‘This Invokes a History of Terror’: Central Park Incident Between White Woman and Black Man is Part of a Fraught Legacy
It is rooted in an idea, backed by generations of violence, that white womanhood is to be protected and that black men are inherently criminal. The phenomenon is a specific strain of American racism, said Robin DiAngelo, author of “White Fragility.”
“Who doesn’t know that calling the police on black people risks them being shot?” she said. “This invokes a history of terror. When a white woman says, ‘I’m going to call the police,’ she’s basically saying, ‘You might die.’ ”
....
The belief that white women are deeply fearful of black men is also ingrained in our society, said Kendi.
“What is inherent is the essential belief of the helpless victim, the projection to racist white men to come and help and save me,” Kendi said. “The way in which white women have been defended, particularly in the last few decades, has been by calling 911. They view that as a privilege, that when there’s a dispute across racial lines, the police will always have their back.”
The concept is at the core of the American imagination, from the premise of D.W. Griffith’s racist “Birth of A Nation,” to the plot of Harper Lee’s “To Kill A Mockingbird.” It’s also evocative of real-world violence, such as the 1955 killing by two white men of Emmett Till, a 14-year-old Chicago boy, in Money, Miss., after he was accused of whistling at a white woman.

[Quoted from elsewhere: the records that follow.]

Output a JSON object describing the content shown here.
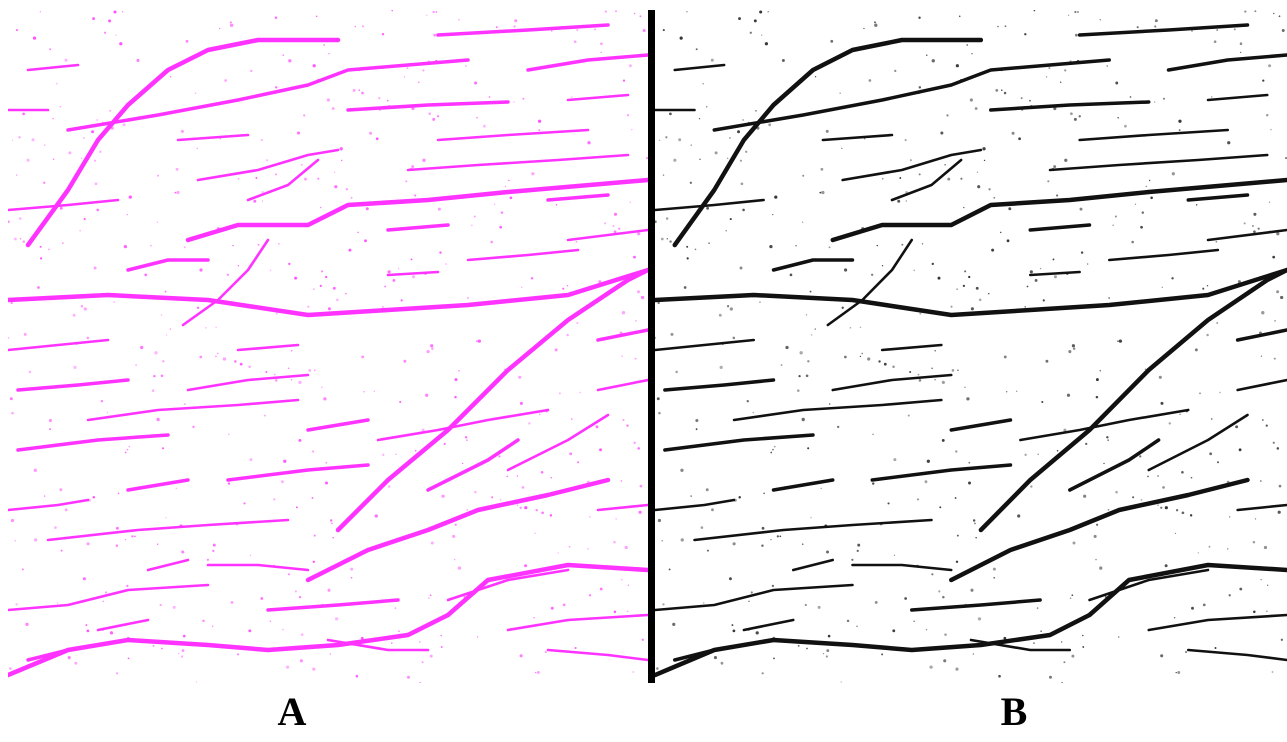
{
  "figure": {
    "panel_a": {
      "label": "A",
      "color": "#ff33ff"
    },
    "panel_b": {
      "label": "B",
      "color": "#111111"
    }
  }
}
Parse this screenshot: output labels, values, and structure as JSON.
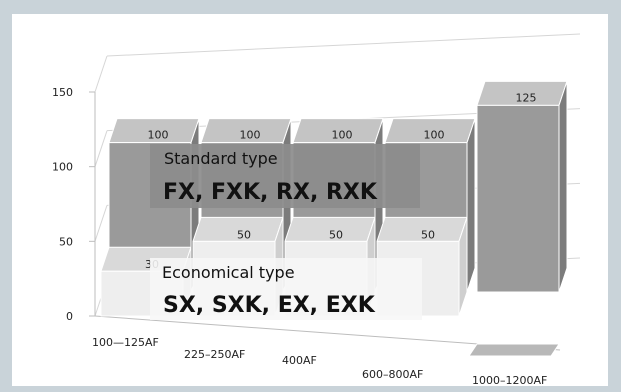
{
  "chart_data": {
    "type": "bar",
    "title": "",
    "xlabel": "",
    "ylabel": "",
    "ylim": [
      0,
      150
    ],
    "yticks": [
      0,
      50,
      100,
      150
    ],
    "grid": true,
    "categories": [
      "100—125AF",
      "225–250AF",
      "400AF",
      "600–800AF",
      "1000–1200AF"
    ],
    "series": [
      {
        "name": "Economical type",
        "values": [
          30,
          50,
          50,
          50,
          null
        ]
      },
      {
        "name": "Standard type",
        "values": [
          100,
          100,
          100,
          100,
          125
        ]
      }
    ],
    "annotations": [
      {
        "series": "Economical type",
        "caption": "Economical type",
        "models": "SX, SXK, EX, EXK"
      },
      {
        "series": "Standard type",
        "caption": "Standard type",
        "models": "FX, FXK, RX, RXK"
      }
    ],
    "colors": {
      "front_face": "#eeeeee",
      "front_top": "#d9d9d9",
      "back_face": "#9a9a9a",
      "back_top": "#c4c4c4",
      "back_side": "#7c7c7c",
      "label_box": "#8c8c8c",
      "axis": "#bdbdbd",
      "grid": "#d6d6d6",
      "background": "#c9d3d9",
      "panel": "#ffffff",
      "text": "#222222"
    }
  }
}
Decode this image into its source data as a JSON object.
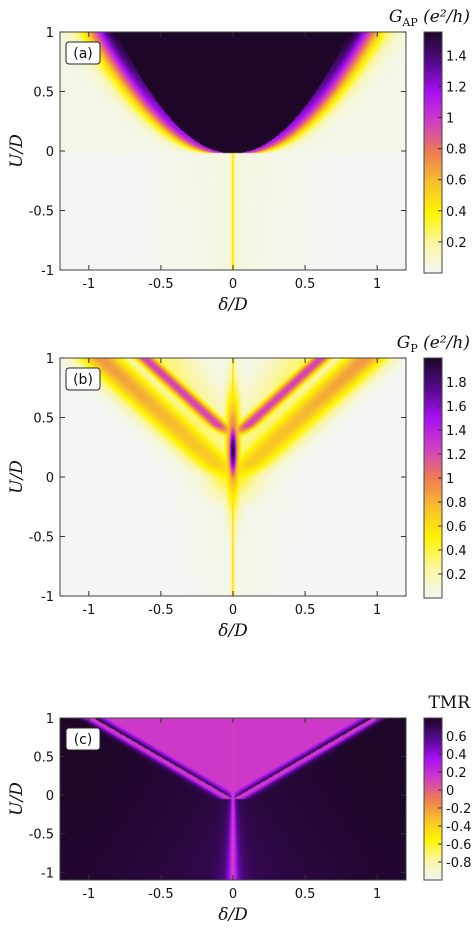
{
  "chart_data": [
    {
      "type": "heatmap",
      "panel_label": "(a)",
      "colorbar_title": {
        "main": "G",
        "sub": "AP",
        "units": "(e²/h)"
      },
      "xlabel": "δ/D",
      "ylabel": "U/D",
      "xlim": [
        -1.2,
        1.2
      ],
      "ylim": [
        -1,
        1
      ],
      "xticks": [
        -1,
        -0.5,
        0,
        0.5,
        1
      ],
      "yticks": [
        -1,
        -0.5,
        0,
        0.5,
        1
      ],
      "xticklabels": [
        "-1",
        "-0.5",
        "0",
        "0.5",
        "1"
      ],
      "yticklabels": [
        "-1",
        "-0.5",
        "0",
        "0.5",
        "1"
      ],
      "colorbar_range": [
        0,
        1.55
      ],
      "colorbar_ticks": [
        0.2,
        0.4,
        0.6,
        0.8,
        1,
        1.2,
        1.4
      ],
      "colorbar_ticklabels": [
        "0.2",
        "0.4",
        "0.6",
        "0.8",
        "1",
        "1.2",
        "1.4"
      ],
      "colormap": [
        "#f3f6f4",
        "#fbf6a0",
        "#fff400",
        "#f7c02d",
        "#ee7b52",
        "#d13ec4",
        "#a610f2",
        "#54098b",
        "#1d0628"
      ]
    },
    {
      "type": "heatmap",
      "panel_label": "(b)",
      "colorbar_title": {
        "main": "G",
        "sub": "P",
        "units": "(e²/h)"
      },
      "xlabel": "δ/D",
      "ylabel": "U/D",
      "xlim": [
        -1.2,
        1.2
      ],
      "ylim": [
        -1,
        1
      ],
      "xticks": [
        -1,
        -0.5,
        0,
        0.5,
        1
      ],
      "yticks": [
        -1,
        -0.5,
        0,
        0.5,
        1
      ],
      "xticklabels": [
        "-1",
        "-0.5",
        "0",
        "0.5",
        "1"
      ],
      "yticklabels": [
        "-1",
        "-0.5",
        "0",
        "0.5",
        "1"
      ],
      "colorbar_range": [
        0,
        2
      ],
      "colorbar_ticks": [
        0.2,
        0.4,
        0.6,
        0.8,
        1,
        1.2,
        1.4,
        1.6,
        1.8
      ],
      "colorbar_ticklabels": [
        "0.2",
        "0.4",
        "0.6",
        "0.8",
        "1",
        "1.2",
        "1.4",
        "1.6",
        "1.8"
      ],
      "colormap": [
        "#f3f6f4",
        "#fbf6a0",
        "#fff400",
        "#f7c02d",
        "#ee7b52",
        "#d13ec4",
        "#a610f2",
        "#54098b",
        "#1d0628"
      ]
    },
    {
      "type": "heatmap",
      "panel_label": "(c)",
      "colorbar_title": {
        "main": "TMR",
        "sub": "",
        "units": ""
      },
      "xlabel": "δ/D",
      "ylabel": "U/D",
      "xlim": [
        -1.2,
        1.2
      ],
      "ylim": [
        -1.1,
        1
      ],
      "xticks": [
        -1,
        -0.5,
        0,
        0.5,
        1
      ],
      "yticks": [
        -1,
        -0.5,
        0,
        0.5,
        1
      ],
      "xticklabels": [
        "-1",
        "-0.5",
        "0",
        "0.5",
        "1"
      ],
      "yticklabels": [
        "-1",
        "-0.5",
        "0",
        "0.5",
        "1"
      ],
      "colorbar_range": [
        -1,
        0.8
      ],
      "colorbar_ticks": [
        -0.8,
        -0.6,
        -0.4,
        -0.2,
        0,
        0.2,
        0.4,
        0.6
      ],
      "colorbar_ticklabels": [
        "-0.8",
        "-0.6",
        "-0.4",
        "-0.2",
        "0",
        "0.2",
        "0.4",
        "0.6"
      ],
      "colormap": [
        "#f3f6f4",
        "#fbf6a0",
        "#fff400",
        "#f7c02d",
        "#ee7b52",
        "#d13ec4",
        "#a610f2",
        "#54098b",
        "#1d0628"
      ]
    }
  ]
}
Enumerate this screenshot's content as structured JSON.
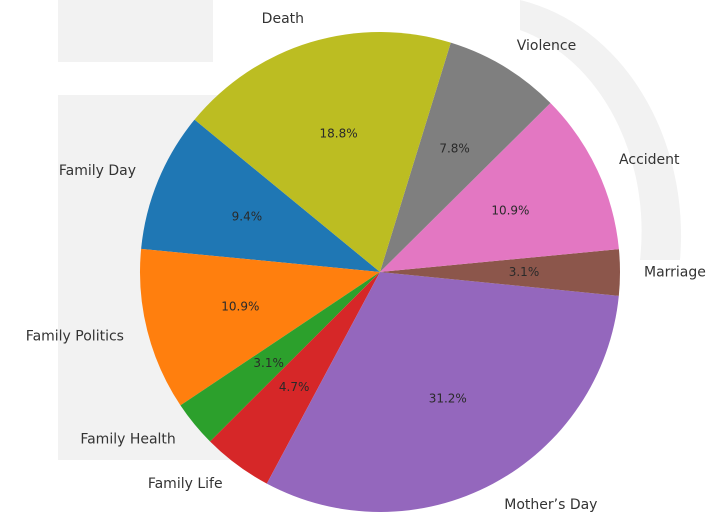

Carolyn Bryant Donham recanted her story in 2017 to a historian.
Before white women could vote, they could lodge an accusation against a black person that could be deadly, said University of California historian Stephanie Jones-Rogers, who wrote a book about white women during slavery.
“The power that [Amy Cooper] felt she had, the power to be believed … is a very long-standing power that white women have possessed and chosen to exercise at various points in our history,” said Jones-Rogers, author of “They Were Her Property: White Women as Slave Owners in the American South."